No one with a car worth driving would want it to drive itself. Additionally, no true driving enthusiast would want the car to do the work for them. The fact that so many Tesla owners want the cars to drive themselves speaks volumes of the car and the people who buy them.
Good point, and I understand where you are coming from. However, in defense of the Tesla driving enthusiasts, some of them echo your exact sentiment. It is a diverse group.
Yeah, people with questionable taste come in all shapes and sizes. However, I dont know many Corvette, M5 or Mustang owners who wish that they could nap, play Magic or read 50 shades of grey while taking a road trip.
You're spot on. The 50 Shades readers all drive Audis. Everyone knows that :)

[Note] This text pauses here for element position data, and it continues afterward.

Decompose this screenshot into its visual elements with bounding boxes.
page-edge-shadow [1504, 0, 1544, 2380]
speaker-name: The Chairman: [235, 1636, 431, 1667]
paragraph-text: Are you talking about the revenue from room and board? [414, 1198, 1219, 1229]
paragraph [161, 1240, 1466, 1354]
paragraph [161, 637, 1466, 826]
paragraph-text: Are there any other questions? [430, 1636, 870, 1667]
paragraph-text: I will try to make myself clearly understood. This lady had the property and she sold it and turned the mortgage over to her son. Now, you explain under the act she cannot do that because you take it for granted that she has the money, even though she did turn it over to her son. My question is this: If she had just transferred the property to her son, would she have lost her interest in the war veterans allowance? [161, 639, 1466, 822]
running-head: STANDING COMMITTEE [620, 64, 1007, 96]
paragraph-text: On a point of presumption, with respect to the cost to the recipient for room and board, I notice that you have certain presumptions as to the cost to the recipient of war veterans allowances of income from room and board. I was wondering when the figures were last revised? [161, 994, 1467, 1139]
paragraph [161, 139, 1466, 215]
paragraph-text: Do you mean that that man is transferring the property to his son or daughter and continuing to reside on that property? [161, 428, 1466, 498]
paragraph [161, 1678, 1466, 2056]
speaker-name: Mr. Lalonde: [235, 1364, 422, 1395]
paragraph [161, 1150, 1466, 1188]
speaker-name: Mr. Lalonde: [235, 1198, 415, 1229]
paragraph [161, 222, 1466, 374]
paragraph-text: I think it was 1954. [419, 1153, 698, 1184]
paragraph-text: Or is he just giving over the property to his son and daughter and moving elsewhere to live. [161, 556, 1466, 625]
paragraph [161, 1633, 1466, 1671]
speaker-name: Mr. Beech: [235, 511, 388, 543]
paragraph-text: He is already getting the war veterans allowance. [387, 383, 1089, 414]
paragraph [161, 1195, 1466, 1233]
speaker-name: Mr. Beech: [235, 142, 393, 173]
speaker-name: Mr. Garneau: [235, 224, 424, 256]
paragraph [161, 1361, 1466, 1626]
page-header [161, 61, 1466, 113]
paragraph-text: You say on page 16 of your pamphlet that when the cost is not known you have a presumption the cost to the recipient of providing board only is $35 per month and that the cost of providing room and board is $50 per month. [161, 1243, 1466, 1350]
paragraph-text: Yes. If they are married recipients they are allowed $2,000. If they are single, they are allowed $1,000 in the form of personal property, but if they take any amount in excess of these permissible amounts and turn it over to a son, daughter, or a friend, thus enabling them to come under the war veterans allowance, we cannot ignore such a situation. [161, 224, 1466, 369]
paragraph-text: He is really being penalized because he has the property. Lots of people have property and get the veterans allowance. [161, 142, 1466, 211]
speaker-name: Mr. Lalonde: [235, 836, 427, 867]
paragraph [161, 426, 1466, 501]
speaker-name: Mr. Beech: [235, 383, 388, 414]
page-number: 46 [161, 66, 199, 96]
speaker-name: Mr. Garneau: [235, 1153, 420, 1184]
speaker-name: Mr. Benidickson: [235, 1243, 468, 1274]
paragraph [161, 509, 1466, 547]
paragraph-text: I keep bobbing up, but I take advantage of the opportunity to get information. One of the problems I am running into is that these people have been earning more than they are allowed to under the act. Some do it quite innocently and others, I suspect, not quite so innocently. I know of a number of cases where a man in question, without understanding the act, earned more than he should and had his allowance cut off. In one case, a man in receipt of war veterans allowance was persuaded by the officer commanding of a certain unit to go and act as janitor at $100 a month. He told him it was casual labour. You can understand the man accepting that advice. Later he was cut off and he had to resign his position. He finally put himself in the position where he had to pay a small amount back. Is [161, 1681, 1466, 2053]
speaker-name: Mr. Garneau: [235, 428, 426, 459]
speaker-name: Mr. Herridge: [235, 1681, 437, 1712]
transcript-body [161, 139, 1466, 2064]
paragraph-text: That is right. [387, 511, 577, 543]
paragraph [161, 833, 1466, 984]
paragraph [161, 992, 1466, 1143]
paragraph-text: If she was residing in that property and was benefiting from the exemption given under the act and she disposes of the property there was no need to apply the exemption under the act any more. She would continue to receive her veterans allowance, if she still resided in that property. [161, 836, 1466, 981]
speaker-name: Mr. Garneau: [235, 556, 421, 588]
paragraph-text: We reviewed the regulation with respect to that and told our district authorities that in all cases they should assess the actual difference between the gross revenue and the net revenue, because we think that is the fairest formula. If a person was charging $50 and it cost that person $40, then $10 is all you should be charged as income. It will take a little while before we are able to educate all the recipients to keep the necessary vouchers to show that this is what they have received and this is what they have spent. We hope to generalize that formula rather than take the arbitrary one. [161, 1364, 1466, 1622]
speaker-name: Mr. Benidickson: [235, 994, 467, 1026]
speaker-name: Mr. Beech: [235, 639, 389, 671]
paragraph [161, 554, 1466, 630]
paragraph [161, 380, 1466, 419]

One thing to remember about autonomous systems is that it shifts accident responsibility away from the driver and to the manufacturer instead. In this regard it is surprising that OEMs are building more cars with these features, heading towards the Google self-driving car. So it is very likely that Tesla realizes this and has decided to limit their liability by limiting autonomous features. There can be many more discussions about self-driving vehicles, but when the powers that be cannot even limit the speed of a train around a known curve automatically (as was the case months ago with a commuter train making a high speed entrance into NYC, causing it to derail), it makes you wonder about the practical reality and safety of self-driving vehicles driven strictly by technology. And the other side of the argument is - what should the real role of the driver be? As soon as you start to take away driver responsibilities where does it end? For example - cruise control. This feature is on virtually all cars, and has been for many years, but I have always wondered about the safety of this system. How many accidents have been caused by vehicles cruising along on cruise control, without on-going driver input. If all the driver really has to do is steer the vehicle, it would seem that many can become bored, get distracted, start reading - or whatever - and their mind is off driving and onto something else. If things suddenly go wrong, the driver is not necessarily positioned, physically or mentally, to control the vehicle. And that is the problem with autonomous systems - they remove necessary driver concentration from driving the car when automated functions cannot necessarily compensate, or steer around, some of the many road hazards, weather changes, etc. that invariably arise.